この工房は、昌子さんの義母桂子さんが倉敷民藝館工藝研究所で修業された藍の本染手織の仕事を昭和三十年以来三代にわたり受け継いでおられるものです。畑で栽培された棉がテーブルクロスやマフラーなどの製品になるまでには、いくつもの工程があります。まず、収穫した綿を繰って種を取り除き、糸繰機(糸車)に掛けて糸を繰り、湯に通して汚れや油を取って染める前の糸にします。多々納工房では、現在使用する糸の多くは購入しておられるそうですが、家の畑で種から育てた自家製の糸も使用されていました。糸作りと並行して、藍の発酵建てをします。糸を繰り返し藍甕に浸し、絞っては糸を染め、乾かします。「小管」と呼ぶ篠竹の棒に模様を出すのに必要な濃さの異なる糸を何本も巻き、横糸の準備をします。一方で、織機に縦糸をセットします。真ん中に穴の開いた綜絖(そうこう)と呼ばれる長い針金の穴に一本一本糸を通すのですが、綜絖は布の幅により、百本程度から千本を超えるものまであり、四枚ある綜絖枠の綜絖に通す順番を間違えると織り柄が狂ってしまうのでとても神経を使うとのことです。これが終わると、いよいよ組織図通りに手と足を使って織っていきます。ここでも踏む順番を間違えると柄が狂ってしまうので、気を緩めることのできないとても根気のいるものだと思いました。

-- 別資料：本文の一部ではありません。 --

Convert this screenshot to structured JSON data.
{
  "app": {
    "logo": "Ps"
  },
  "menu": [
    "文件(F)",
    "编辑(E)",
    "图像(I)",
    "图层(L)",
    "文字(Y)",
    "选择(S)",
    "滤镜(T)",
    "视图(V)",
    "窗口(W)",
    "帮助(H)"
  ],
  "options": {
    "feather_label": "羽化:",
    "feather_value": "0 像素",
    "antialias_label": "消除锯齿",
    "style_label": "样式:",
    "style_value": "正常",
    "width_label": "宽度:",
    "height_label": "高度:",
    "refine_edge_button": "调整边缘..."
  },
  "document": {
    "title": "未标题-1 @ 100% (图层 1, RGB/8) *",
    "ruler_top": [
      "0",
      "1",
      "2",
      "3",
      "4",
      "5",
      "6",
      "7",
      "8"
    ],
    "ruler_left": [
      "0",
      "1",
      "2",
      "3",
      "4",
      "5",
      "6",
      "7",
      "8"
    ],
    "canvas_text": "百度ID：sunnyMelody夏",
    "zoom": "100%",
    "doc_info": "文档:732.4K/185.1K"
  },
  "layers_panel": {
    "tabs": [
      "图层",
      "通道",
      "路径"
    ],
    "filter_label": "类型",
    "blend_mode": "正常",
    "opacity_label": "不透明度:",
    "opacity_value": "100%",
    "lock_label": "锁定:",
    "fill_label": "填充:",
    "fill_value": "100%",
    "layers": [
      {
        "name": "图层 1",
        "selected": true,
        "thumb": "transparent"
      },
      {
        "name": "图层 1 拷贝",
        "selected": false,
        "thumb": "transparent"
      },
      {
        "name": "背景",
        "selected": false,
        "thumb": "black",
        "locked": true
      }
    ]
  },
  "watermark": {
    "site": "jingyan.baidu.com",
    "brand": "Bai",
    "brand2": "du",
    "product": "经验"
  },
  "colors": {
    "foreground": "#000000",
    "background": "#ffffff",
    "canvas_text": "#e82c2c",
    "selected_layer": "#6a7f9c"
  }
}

機織について説明を聞いた後、糸染めの工程を見学させていただきました。染場には、土間に四つの藍甕が埋けてあり、藍が建てられていました。蓋を取って見せていただいた甕の中には「藍の華」が浮かんでいました。初めて見る藍の華に感動し、確かに藍は生きていると感じました。ここでの作業も大変で糸を藍に浸しては絞るという作業を望みの色が出るまで繰り返し行います。水分を含んだ糸の束は重く、中腰で体力のいる作業です。そして、最後に工房に引き入れた斐伊川の伏流水で洗い上げられます。伏流水は糸に優しいということでした。こうして染め上げられた糸が機に掛けられるということになります。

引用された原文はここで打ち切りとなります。